Kenya native Mzenga Wanyama, an associate professor of English, came to the United States in 1992 as a J-1 nonimmigrant exchange visitor, court records show. His wife and two children followed in 1995.
When his visa expired in 2005, Wanyama applied for asylum. He said he feared government persecution after writing three newspaper articles supporting the former Kenyan president's political opponent.
But an immigration judge ruled against Wanyama and his family in 2009 and the Board of Immigration Appeals affirmed the decision.
An 8th Circuit Court of Appeals panel in 2012 agreed that Wanyama's evidence, which included his brother's firing from a government job, was not persuasive.
For years, Wanyama has had regular check-ins with Immigration and Customs Enforcement. But because he has no criminal record, the government was in no hurry to deport him.
That's changed under President Donald Trump, whose executive orders have expanded the criteria for whom ICE can remove from the country.
Wanyama said the Friday meeting with ICE is to "review the case and make plans for removal."
"I guess this was going to happen at some point, but I didn't see it coming," he said.
His wife is in the country illegally, too, but ICE has not yet asked to speak with her about removal.
Their two noncitizen children so far have been protected by the Deferred Action for Childhood Arrivals policy. The couple also has a 19-year-old son who is a U.S. citizen.
An ICE spokesman had no information about the case to share publicly.

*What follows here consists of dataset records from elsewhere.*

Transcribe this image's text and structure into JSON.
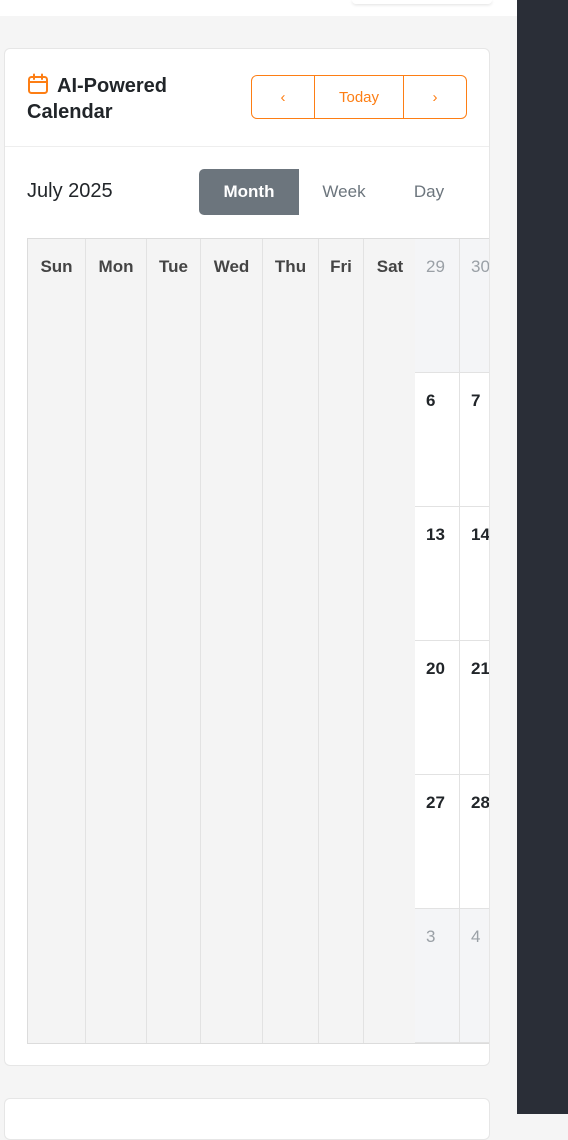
{
  "calendar": {
    "title": "AI-Powered Calendar",
    "nav": {
      "prev": "‹",
      "today": "Today",
      "next": "›"
    },
    "month_label": "July 2025",
    "views": {
      "month": "Month",
      "week": "Week",
      "day": "Day"
    },
    "weekdays": [
      "Sun",
      "Mon",
      "Tue",
      "Wed",
      "Thu",
      "Fri",
      "Sat"
    ],
    "weeks": [
      [
        "29",
        "30"
      ],
      [
        "6",
        "7"
      ],
      [
        "13",
        "14"
      ],
      [
        "20",
        "21"
      ],
      [
        "27",
        "28"
      ],
      [
        "3",
        "4"
      ]
    ]
  },
  "colors": {
    "accent": "#fd7e14",
    "active_tab": "#6c757d",
    "sidebar": "#2a2e37"
  },
  "icons": {
    "title": "calendar-icon"
  }
}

Supporters are planning to meet at noon Friday at the ICE office in St. Paul. More than 1,600 people have signed an online petition of support on Change.org that started Thursday.

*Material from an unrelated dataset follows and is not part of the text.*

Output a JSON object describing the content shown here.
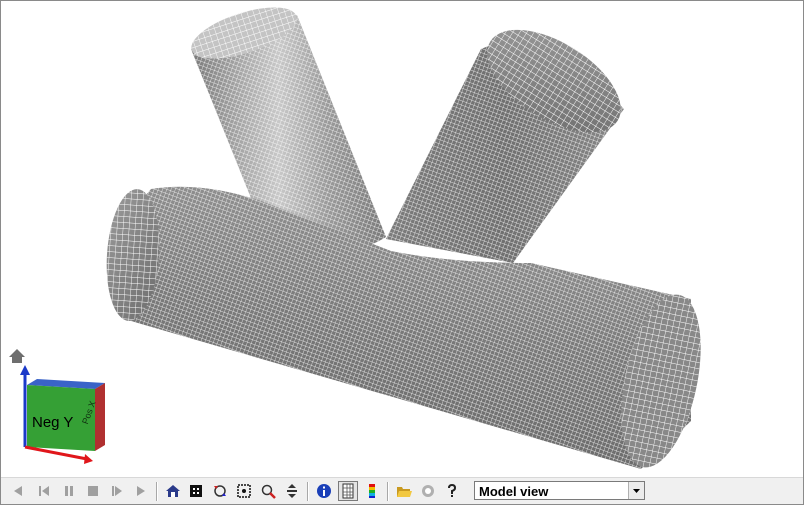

Augsburg President Paul Pribbenow released a statement Thursday calling Wanyama a role model:
"Augsburg University believes deeply that our country is great because of our embrace of people from a diversity of life experiences. This is in our mission, and you can see it in our students, faculty and staff.
"Dr. Mzenga Wanyama's teaching and research in African-American literary history and in postcolonial theory and literatures play a critical role in our undergraduate curriculum. His work enriches the education that Augsburg provides, advancing students' scholarship in writing and literature well beyond what this University would be able to provide without him.
"We strongly stand behind him and believe he should be able to stay in the United States."